We appreciate Verisk’s expertise in providing predictive data analytics decision by using advanced technologies to collect, interpret and analyze different types of data sets in real time and at scale. The company mainly uses advanced technologies such as the latest remote sensing and machine learning technologies along with cloud computing, which primarily drive the company’s business. A majority of the technologies used by Verisk is developed, maintained and supported by almost 20% of its employees.
The company’s efforts to stay technologically updated to meet varying customer and client demands look impressive. Such a deep technical prowess for analytics and Big Data provide it an unrivalled edge over its competitors. All these initiatives augur well for long-term growth and stability of the company.
Acquisitions have also been one of the key growth catalysts for Verisk. The company has been continuously acquiring and investing in companies globally to expand its data and analytics capabilities across industries. From 2015-2017, the company completed 21 acquisitions. In 2018 so far, the company has acquired two companies — Business Insight Limited on Feb 21 and Marketview Limited on Jan 5. Both these buyouts will help Verisk in its predictive analytics and consumer spending analytics decision making.
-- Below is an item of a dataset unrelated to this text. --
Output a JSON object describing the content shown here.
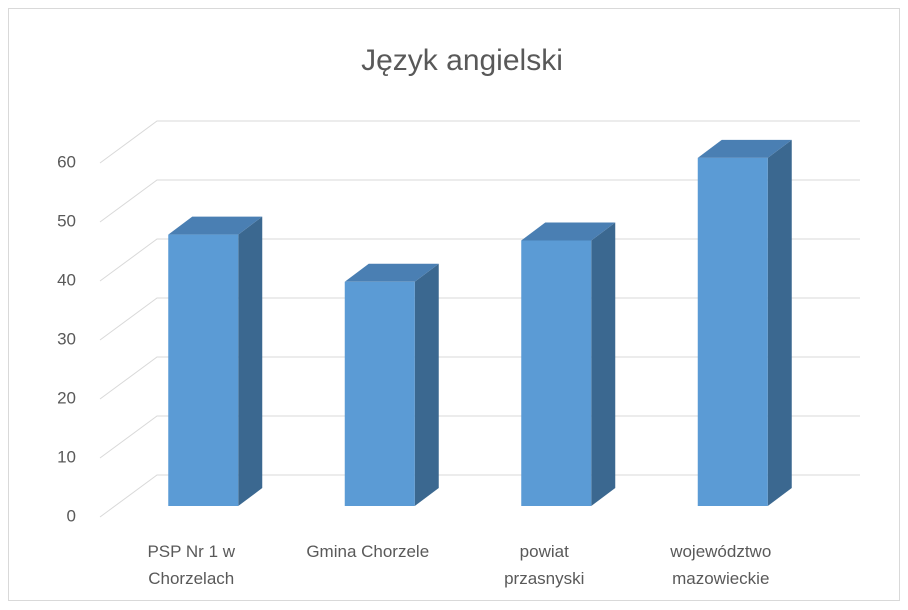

Verisk’s long-term business strategy includes growth through acquisitions. Internally, it is focused on evaluating and integrating acquisitions that are valuable for its shareholders. Further, acquisitions have contributed to its first-quarter 2018 earnings. The company continues to look for strategic acquisitions.
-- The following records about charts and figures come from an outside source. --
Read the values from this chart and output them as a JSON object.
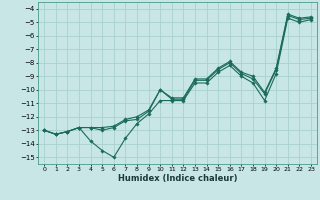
{
  "xlabel": "Humidex (Indice chaleur)",
  "ylabel": "",
  "bg_color": "#c8e6e6",
  "grid_color": "#a8d0d0",
  "line_color": "#1a6b5a",
  "xlim": [
    -0.5,
    23.5
  ],
  "ylim": [
    -15.5,
    -3.5
  ],
  "yticks": [
    -4,
    -5,
    -6,
    -7,
    -8,
    -9,
    -10,
    -11,
    -12,
    -13,
    -14,
    -15
  ],
  "xticks": [
    0,
    1,
    2,
    3,
    4,
    5,
    6,
    7,
    8,
    9,
    10,
    11,
    12,
    13,
    14,
    15,
    16,
    17,
    18,
    19,
    20,
    21,
    22,
    23
  ],
  "line1_x": [
    0,
    1,
    2,
    3,
    4,
    5,
    6,
    7,
    8,
    9,
    10,
    11,
    12,
    13,
    14,
    15,
    16,
    17,
    18,
    19,
    20,
    21,
    22,
    23
  ],
  "line1_y": [
    -13.0,
    -13.3,
    -13.1,
    -12.8,
    -12.8,
    -13.0,
    -12.8,
    -12.3,
    -12.2,
    -11.6,
    -10.0,
    -10.7,
    -10.7,
    -9.3,
    -9.3,
    -8.5,
    -8.0,
    -8.8,
    -9.2,
    -10.3,
    -8.5,
    -4.5,
    -4.8,
    -4.7
  ],
  "line2_x": [
    0,
    1,
    2,
    3,
    4,
    5,
    6,
    7,
    8,
    9,
    10,
    11,
    12,
    13,
    14,
    15,
    16,
    17,
    18,
    19,
    20,
    21,
    22,
    23
  ],
  "line2_y": [
    -13.0,
    -13.3,
    -13.1,
    -12.8,
    -13.8,
    -14.5,
    -15.0,
    -13.6,
    -12.5,
    -11.8,
    -10.8,
    -10.8,
    -10.8,
    -9.5,
    -9.5,
    -8.7,
    -8.2,
    -9.0,
    -9.5,
    -10.8,
    -8.8,
    -4.7,
    -5.0,
    -4.8
  ],
  "line3_x": [
    0,
    1,
    2,
    3,
    4,
    5,
    6,
    7,
    8,
    9,
    10,
    11,
    12,
    13,
    14,
    15,
    16,
    17,
    18,
    19,
    20,
    21,
    22,
    23
  ],
  "line3_y": [
    -13.0,
    -13.3,
    -13.1,
    -12.8,
    -12.8,
    -12.8,
    -12.7,
    -12.2,
    -12.0,
    -11.5,
    -10.0,
    -10.6,
    -10.6,
    -9.2,
    -9.2,
    -8.4,
    -7.9,
    -8.7,
    -9.0,
    -10.2,
    -8.4,
    -4.4,
    -4.7,
    -4.6
  ]
}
We are impressed with Verisk’s consistent record of returning value to shareholders in the form of share repurchases. Verisk returned 276.3 million, $326.8 million and $20.4 million to its shareholders, respectively, in 2017, 2016 and 2015. As of Dec 31, 2017, the company had $366.2 million available for buyback. Since the launch of the company’s share repurchase plan in May 2010, the company’s board of directors has authorized up to $2.8 billion for the purpose. In first-quarter 2018, the company repurchased 382,508 shares for an aggregate amount of $40 million. As of Mar 31, 2018, the company had $326 million remaining under its share repurchase authorization.
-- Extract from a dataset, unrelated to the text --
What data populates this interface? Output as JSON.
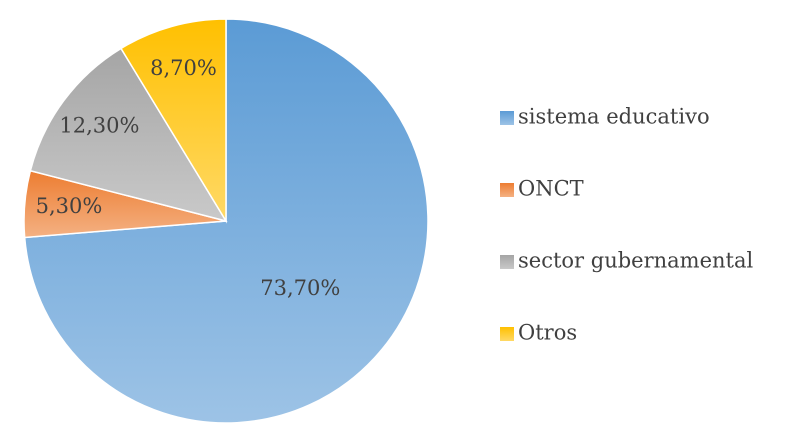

Such moves indicate the company’s commitment to create value for shareholders and underline its confidence in its business. These shareholder-friendly initiatives not only instill investors’ confidence but also positively impact earnings per share.
The aforementioned factors positively impacted Verisk’s performance in the last reported quarter. In fact, the company outperformed the Zacks Consensus Estimate in the trailing four quarters, delivering an average positive surprise of 4.8%. We believe the upbeat performance will continue in the quarters ahead, thus giving investors enough reasons to remain optimistic on the stock. Moreover, the Zacks Consensus Estimate for current quarter earnings is pegged at $1.00, indicating year-over-year growth of 21.9%.
Zacks Rank & Stocks to Consider
Currently, Verisk has a Zacks Rank #3 (Hold). You can see the complete list of today’s Zacks #1 Rank (Strong Buy) stocks here.
Some better-ranked stocks in the broader Business Services sector include The Dun & Bradstreet Corporation (DNB - Free Report) , TransUnion (TRU - Free Report) andBroadridge Financial Solutions Inc. (BR - Free Report) . All the stocks carry a Zacks Rank #2 (Buy).
The long-term expected earnings per share growth rates for Dun & Bradstreet, TransUnion and Broadridge are 4.5%, 10% and 10%, respectively.